“The legend of the Grail, more than any other western myth, has retained the vital magic, which marks it as a living legend capable of touching both imagination and spirit. No other myth is so rich in symbolism, so diverse and often contradictory in meaning. And at its core there exists a secret which has sustained the mystical appeal of the Grail for the last nine hundred years, while other myths and legends have slipped into oblivion and been forgotten. Something seems to grip the Western imagination when we talk of the Holy Grail. Some alchemical process appears to be triggered in our collective unconscious, transforming this often muddled and confused story into an archetypal dream image of the Ultimate Quest for All and Everything.”

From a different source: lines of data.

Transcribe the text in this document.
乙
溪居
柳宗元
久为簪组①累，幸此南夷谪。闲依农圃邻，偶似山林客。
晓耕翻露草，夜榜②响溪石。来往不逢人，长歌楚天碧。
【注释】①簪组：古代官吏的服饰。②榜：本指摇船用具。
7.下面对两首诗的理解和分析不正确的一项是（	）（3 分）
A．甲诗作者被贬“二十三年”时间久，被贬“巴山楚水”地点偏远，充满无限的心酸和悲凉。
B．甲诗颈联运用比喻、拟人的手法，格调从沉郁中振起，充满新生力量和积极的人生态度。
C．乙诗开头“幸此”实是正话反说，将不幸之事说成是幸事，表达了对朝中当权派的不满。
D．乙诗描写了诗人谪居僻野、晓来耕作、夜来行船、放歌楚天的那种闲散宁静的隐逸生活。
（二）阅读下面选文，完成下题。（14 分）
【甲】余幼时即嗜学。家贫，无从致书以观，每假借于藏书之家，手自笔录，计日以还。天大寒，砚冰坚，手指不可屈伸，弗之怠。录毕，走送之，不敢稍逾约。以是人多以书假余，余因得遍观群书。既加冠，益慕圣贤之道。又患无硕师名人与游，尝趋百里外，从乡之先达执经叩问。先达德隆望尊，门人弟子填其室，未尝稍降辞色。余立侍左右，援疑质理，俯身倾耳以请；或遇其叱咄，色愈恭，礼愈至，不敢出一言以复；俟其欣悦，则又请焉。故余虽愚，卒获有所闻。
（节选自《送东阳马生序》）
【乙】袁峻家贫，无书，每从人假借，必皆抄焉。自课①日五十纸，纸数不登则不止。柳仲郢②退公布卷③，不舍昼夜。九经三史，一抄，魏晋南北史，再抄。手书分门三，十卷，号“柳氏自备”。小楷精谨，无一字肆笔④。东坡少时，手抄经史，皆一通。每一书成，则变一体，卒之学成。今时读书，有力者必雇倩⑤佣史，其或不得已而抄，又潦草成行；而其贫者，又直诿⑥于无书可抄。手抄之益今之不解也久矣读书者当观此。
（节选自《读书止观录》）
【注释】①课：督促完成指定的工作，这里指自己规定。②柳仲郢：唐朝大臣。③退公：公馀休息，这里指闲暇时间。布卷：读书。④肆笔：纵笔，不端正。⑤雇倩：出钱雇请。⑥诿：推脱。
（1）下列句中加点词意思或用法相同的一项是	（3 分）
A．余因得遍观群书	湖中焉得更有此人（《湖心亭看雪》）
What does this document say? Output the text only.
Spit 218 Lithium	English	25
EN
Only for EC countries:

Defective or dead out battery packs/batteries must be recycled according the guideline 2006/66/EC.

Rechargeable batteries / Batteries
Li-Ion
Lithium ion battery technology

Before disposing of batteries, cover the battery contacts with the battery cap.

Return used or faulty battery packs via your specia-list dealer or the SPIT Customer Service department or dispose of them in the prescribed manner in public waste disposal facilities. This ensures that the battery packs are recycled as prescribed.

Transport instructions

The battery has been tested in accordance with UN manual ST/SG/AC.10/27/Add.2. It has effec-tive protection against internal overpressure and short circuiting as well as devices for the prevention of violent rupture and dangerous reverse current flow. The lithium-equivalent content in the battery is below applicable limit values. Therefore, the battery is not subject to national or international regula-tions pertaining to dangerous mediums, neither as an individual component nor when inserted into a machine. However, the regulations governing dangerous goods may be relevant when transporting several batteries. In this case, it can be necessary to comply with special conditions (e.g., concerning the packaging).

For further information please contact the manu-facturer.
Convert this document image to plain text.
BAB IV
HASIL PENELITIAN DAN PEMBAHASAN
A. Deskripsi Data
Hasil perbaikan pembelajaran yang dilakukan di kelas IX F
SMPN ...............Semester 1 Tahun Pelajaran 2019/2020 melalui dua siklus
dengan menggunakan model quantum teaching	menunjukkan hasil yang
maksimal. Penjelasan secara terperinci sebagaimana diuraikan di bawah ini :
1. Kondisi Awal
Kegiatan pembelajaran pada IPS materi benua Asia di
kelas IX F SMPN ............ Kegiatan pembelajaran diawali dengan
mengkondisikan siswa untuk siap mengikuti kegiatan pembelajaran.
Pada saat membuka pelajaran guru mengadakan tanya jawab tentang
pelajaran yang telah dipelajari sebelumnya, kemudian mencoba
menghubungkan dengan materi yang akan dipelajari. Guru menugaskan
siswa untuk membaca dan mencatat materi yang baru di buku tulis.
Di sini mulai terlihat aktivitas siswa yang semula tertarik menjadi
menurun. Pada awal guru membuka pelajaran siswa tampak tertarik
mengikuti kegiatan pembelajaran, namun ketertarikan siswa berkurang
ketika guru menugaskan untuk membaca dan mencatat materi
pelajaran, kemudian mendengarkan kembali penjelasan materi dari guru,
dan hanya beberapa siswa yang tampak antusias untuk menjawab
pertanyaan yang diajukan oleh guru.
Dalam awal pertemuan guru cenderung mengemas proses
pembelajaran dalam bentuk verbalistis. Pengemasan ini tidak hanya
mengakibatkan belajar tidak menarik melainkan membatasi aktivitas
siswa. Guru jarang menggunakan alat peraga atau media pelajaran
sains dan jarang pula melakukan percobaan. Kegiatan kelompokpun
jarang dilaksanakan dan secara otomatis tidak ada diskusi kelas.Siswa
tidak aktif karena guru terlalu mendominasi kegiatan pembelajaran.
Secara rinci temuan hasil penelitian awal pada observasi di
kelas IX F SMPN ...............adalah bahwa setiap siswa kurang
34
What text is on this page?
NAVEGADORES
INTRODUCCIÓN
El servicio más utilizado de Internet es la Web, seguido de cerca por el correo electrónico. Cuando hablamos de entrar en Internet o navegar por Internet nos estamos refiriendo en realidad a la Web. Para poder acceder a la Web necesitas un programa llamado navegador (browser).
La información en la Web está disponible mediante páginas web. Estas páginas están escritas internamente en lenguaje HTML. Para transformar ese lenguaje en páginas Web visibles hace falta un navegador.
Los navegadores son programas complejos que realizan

Revelation 12, verses 7-12 tell of a great battle between good and evil which took place at the beginning of
time. It is a mysterious passage, which just could, if one were open to it, explain the extreme behavior of man and his on going conflict on Earth. Johann Sebastian Bach dealt with this biblical passage for St. Michaels Mass in his spectacular Cantata Nr. 50. During the deepest throws of composing this movement, it seemed almost a completion of destiny that the music at first quotes and then evolves into a passage from this Cantata.
The Tears of Charlemagne- a Processional (Parzifal, Grail, Water, Autumn)
In the year AD 800, during holy communion at St. Peter’s in Rome, Pope Leo III placed the crown of the Holy Roman Empire firmly on the head of Charlemagne. The great man was deep in prayer as this occurred and according to legend, he wept as he knelt there at the altar. This was the beginning of the fusion of church and state, in which the church became a powerful political institution, with not only all of the glory, wealth, promotion of the arts that this brings, but the corruption, warfare and promotion of ignorance and fear as well. Indeed this turbulent marriage lasted for over one thousand years. Perhaps Charlemagne, on some level, realized the long lasting and dramatic effect this coronation was to have. The complexity of this historic fusion is represented in a giant double fugue processional.
Candles in the Darkness- “It is better to light a candle than to curse the
darkness” (Amfortas, Spear, Fire, Summer)
Out of the deep and murky past with its profound troubles there is yet a small spark of hope. Somewhere in the pitch black, a candle has been lit. All it takes is one small flame to reinstate one’s orientation. Then one can light another candle, and yet another, until the room, the city, and country and the world are glittering with healing and illuminating light. In the Grail saga, the spear is the hallow which heals the land, regenerating and restoring fertility and life.
The Grail Knight (Gawain, Paten, Earth, Winter)
According to the Grail saga, Gawain heard the voices of maidens calling him to a castle. In the banquet hall, four maidens appear, bearing a cup, a lance, a sword and a dish. Gawain must ask the question, the ultimate and innocent question, which will heal the Earth and set mankind free from its curse. Obviously, there is a plethora of symbolism in this episode. But the final message seems to be a call to mankind to awaken from its long and cursed slumber and heal itself and the Earth. Indeed, it is time for humanity to evolve to a higher, more spiritual plane. The “other-worldly” and mysterious procession of the four maidens is represented compositionally in a fugue, which is created on a 24- note dodecaphonic row.
A note on the harmonic language of “The Grail Symphony”: This work was composed in the 21st century. The previous century was an extremely turbulent one for the development of compositional style and language. Indeed, it seemed as if everything had been done and there was no longer the possibility to utilize tonality as a legitimate style. Those who promoted, even to the point of exclusivity, this way of composing were failing to recognize a beautiful truth. We composers have inherited a vast wealth of possible styles, techniques, tonalities and instrumentations. In the new century, we are freer than ever before to draw on this inheritance. This is particularly in line with the message of “The Grail Symphony”. It is indeed time for classical music composers to awaken and evolve to a higher plane.